Tidur 8 jam/hari x 70 tahun = 203,840 jam = 8,493.3 hari = 23.3 tahun
Kerja 8 jam/hari x 70 tahun = 203,840 jam = 8,493.3 hari = 23.3 tahun
Santai2 2 jam/hari x 70 tahun = 50,960 jam = 2,123.3 hari = 5.8 tahun
Ngrumpi 1.5 jam/hari x 70 tahun = 38,220 jam = 1,592.5 hari = 4.4 tahun
Shalat 1 jam/hari x 70 tahun = 25,485 jam = 1,061.6 hari = 2.9 tahun

Inilah rekap waktu yang umumnya kita gunakan. Kalau dirinci lagi, sebenarnya aktivitas tidur masih menempati rangking tertinggi. Karena saat masih bayi, waktu kita gunakan hampir 90% untuk tidur. Padahal kalau kita merujuk pada QS Adz-Dzariyat: 56, Allah menegaskan pada kita, “…Aku tidak menciptakan jin dan manusia kecuali hanya untuk beribadah”.

Memang seharusnya, seluruh kegiatan kita adalah ibadah (pengabdian pada Allah). Tidur adalah ibadah. Kerja juga ibadah. Santai-santai untuk beristirahat agar nantinya menjadi semangat saat beribadah juga terhitung ibadah. Shalat atau ibadah yang telah ditentukan tata caranya (mahdhah) jelas ibadah. Kalau ngrumpi jelas bukan ibadah. Mengerjakan hal-hal lain yang memberi manfaat pada diri kita dan orang lain adalah badah. Idealnya, semua aktifitas kita adalah ibadah.

Hanya saja, seringkali yang terjadi tidak demikian. Seringkali kita tidur tidak kita niati sebagai ibadah. Tidur kita seringkali karena tertidur (tidak sengaja tidur) atau ketiduran.Orang tang tertidur biasanya tidak niat untuk tidur. Tidak adanya niat, berarti amal menjadi kosong tidak bernilai apa-apa.

Demikian juga saat kita berangkat kerja. Sangat jarang saat berangkat bekerja kita niati sebagai ibadah. Dalam hal ini pengalaman saya, seringkali saya lupa niat ibadah dalam melaksanakan pekerjaan saya. Bahkan, saya juga sering lupa membaca bismillah saat memulai pekerjaan saya. Demikian juga dalam kegiatan-kegiatan lain.
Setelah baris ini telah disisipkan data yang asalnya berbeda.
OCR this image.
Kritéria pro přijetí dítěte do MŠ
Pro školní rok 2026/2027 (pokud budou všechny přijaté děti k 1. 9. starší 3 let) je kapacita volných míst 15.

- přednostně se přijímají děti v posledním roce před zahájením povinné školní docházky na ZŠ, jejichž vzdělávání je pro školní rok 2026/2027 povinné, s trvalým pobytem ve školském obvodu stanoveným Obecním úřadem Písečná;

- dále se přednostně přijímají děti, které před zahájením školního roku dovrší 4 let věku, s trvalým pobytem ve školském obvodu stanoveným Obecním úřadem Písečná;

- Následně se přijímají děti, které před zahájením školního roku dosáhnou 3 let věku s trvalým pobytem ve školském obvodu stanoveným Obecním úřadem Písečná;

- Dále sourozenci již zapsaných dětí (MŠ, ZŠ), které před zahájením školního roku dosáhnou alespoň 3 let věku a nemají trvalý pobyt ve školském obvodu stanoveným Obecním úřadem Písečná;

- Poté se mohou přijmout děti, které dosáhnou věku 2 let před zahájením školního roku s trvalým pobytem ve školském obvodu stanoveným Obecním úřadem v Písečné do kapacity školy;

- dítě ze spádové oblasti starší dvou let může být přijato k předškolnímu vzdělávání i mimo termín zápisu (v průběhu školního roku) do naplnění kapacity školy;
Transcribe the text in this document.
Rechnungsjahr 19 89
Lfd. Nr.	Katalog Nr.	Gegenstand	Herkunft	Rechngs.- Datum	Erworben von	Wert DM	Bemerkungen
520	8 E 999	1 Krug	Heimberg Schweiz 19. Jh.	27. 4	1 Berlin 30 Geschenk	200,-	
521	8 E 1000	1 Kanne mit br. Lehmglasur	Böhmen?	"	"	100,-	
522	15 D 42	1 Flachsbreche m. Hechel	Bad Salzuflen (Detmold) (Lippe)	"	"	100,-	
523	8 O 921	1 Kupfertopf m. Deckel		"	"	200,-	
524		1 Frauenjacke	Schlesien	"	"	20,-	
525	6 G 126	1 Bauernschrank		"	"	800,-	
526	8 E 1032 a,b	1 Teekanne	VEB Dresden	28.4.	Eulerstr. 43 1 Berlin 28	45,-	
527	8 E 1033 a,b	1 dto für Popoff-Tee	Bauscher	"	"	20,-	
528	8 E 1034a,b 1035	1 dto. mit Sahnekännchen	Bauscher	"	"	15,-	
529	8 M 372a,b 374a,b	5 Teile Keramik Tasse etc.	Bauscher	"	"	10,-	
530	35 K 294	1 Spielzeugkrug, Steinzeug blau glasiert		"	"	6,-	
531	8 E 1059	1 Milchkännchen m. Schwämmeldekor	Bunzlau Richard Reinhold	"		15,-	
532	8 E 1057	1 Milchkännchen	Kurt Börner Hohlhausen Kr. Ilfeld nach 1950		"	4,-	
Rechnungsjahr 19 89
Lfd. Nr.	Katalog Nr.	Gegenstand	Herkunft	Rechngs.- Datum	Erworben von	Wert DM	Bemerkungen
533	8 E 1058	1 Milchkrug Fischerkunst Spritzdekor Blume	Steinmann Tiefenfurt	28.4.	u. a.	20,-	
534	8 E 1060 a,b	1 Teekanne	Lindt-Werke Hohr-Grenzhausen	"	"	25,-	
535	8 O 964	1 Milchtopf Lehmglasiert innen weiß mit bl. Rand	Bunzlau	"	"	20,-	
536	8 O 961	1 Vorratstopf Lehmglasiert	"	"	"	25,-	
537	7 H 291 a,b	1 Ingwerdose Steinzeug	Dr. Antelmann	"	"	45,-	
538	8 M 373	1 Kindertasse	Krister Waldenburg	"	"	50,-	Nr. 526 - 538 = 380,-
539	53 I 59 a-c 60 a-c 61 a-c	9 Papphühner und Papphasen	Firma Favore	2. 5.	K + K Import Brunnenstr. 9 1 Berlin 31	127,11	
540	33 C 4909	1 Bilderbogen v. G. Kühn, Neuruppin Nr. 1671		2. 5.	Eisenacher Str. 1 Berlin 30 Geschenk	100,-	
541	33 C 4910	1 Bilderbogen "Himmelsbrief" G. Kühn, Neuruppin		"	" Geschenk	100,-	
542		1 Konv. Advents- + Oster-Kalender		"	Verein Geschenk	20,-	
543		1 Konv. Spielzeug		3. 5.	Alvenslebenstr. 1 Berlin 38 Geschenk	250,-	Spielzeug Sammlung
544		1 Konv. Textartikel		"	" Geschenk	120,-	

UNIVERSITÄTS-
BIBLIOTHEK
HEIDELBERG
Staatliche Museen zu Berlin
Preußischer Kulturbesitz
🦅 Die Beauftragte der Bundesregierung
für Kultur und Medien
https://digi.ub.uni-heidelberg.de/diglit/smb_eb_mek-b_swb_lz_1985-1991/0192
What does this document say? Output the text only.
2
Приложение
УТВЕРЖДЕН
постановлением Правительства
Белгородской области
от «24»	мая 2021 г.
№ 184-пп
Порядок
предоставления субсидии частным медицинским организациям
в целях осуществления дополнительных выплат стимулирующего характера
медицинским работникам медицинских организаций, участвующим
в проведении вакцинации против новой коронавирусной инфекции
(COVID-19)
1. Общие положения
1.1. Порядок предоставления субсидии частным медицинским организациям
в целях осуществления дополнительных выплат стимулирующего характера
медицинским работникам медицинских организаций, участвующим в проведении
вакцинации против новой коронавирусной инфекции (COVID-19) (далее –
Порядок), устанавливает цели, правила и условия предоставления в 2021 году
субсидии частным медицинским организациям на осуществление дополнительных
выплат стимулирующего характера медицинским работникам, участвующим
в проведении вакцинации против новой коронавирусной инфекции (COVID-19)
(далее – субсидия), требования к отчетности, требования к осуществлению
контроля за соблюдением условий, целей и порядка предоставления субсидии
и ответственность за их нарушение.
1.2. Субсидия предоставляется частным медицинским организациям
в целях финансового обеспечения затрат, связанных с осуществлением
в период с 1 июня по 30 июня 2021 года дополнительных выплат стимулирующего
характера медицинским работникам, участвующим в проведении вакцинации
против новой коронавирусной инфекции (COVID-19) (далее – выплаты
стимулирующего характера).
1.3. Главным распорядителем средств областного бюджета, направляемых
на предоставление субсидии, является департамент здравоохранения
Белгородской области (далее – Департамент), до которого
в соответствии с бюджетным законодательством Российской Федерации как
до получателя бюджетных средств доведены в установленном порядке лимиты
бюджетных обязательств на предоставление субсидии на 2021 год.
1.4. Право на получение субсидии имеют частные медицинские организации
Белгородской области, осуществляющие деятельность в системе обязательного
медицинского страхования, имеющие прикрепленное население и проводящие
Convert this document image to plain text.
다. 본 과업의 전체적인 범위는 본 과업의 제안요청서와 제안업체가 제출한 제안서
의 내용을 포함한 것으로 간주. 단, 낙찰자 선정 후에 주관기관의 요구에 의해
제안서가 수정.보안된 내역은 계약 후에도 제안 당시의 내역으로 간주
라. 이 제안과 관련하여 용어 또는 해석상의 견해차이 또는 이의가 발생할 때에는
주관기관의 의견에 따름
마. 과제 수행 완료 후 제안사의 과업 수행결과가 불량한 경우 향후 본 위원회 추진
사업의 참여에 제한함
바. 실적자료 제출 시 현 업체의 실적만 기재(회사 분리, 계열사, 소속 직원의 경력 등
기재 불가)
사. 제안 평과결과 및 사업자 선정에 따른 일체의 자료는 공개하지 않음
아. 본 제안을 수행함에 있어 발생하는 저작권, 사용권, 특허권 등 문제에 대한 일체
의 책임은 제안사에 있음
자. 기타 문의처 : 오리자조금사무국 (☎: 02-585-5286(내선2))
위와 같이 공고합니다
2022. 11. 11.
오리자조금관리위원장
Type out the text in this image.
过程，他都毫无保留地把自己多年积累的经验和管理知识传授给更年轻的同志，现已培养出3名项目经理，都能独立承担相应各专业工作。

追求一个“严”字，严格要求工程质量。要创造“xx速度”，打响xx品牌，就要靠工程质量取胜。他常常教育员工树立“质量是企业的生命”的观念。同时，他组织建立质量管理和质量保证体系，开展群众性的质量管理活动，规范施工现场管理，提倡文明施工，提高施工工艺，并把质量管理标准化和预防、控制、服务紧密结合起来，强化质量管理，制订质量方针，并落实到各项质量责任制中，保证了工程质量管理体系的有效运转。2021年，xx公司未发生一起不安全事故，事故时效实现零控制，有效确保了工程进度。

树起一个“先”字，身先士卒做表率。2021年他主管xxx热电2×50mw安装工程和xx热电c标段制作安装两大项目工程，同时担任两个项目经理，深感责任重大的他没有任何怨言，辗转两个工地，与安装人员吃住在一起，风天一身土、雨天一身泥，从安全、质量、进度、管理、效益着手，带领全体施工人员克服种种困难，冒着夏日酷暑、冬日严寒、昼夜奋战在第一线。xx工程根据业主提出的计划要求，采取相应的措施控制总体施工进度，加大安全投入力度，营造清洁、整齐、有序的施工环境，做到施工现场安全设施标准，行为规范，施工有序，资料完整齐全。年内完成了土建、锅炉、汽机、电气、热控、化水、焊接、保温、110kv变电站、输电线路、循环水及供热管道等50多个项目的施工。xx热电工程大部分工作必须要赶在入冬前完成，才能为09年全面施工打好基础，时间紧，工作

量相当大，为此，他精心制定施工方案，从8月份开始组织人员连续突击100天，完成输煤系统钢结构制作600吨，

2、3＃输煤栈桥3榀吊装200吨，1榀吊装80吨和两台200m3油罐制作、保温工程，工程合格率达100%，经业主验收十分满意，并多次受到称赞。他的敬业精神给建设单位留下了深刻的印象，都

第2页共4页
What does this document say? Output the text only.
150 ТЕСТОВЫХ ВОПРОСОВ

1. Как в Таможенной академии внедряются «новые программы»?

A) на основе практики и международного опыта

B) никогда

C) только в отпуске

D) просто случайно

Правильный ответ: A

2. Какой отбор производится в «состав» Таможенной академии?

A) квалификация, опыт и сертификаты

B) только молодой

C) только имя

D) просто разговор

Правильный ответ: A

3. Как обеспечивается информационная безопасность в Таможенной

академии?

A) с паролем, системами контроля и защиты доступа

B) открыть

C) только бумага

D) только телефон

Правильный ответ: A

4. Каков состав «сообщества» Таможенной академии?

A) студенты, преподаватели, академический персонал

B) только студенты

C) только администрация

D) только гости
Allah sangat mengetahui kelemahan kita ini, sehingga Dia memberikan diskon-diskon atau hadiah-hadiah atau fasilitas-fasilitas layanan untuk menutup kekurangan kita. Di antara hadiah itu adalah Ramadhan. Dengan berpuasa dan qiyam (melaksanakan shalat malam dan ibadah lainnya), kita bisa selalu konek (tersambung) dengan Allah. Seharian penuh kita gunakan frekwensi kita tersambung (konek) dengan Allah. Apalagi, di salah satu malamnya ada satu malam yang sangat muliah yang bisa melebihi kebaikan satu generasi umur manusia umat Nabi Muhammad, yakni Lailatul Qadar.

Kebaikannya Lailatul Qadar disebut oleh Allah dalam QS. Al-Qadar dengan, “Lebih baik dibanding 1.000 bulan”. Seribu bulan sama dengan 83.3 tahun, atau seumur dengan umur manusia. SEcara matematika, sekali berhasil menangkapnya, berarti kita telah dapat menutup kekurangan dalam seluruh kehidupan kita. Padahal Ramadhan datang setiap tahun.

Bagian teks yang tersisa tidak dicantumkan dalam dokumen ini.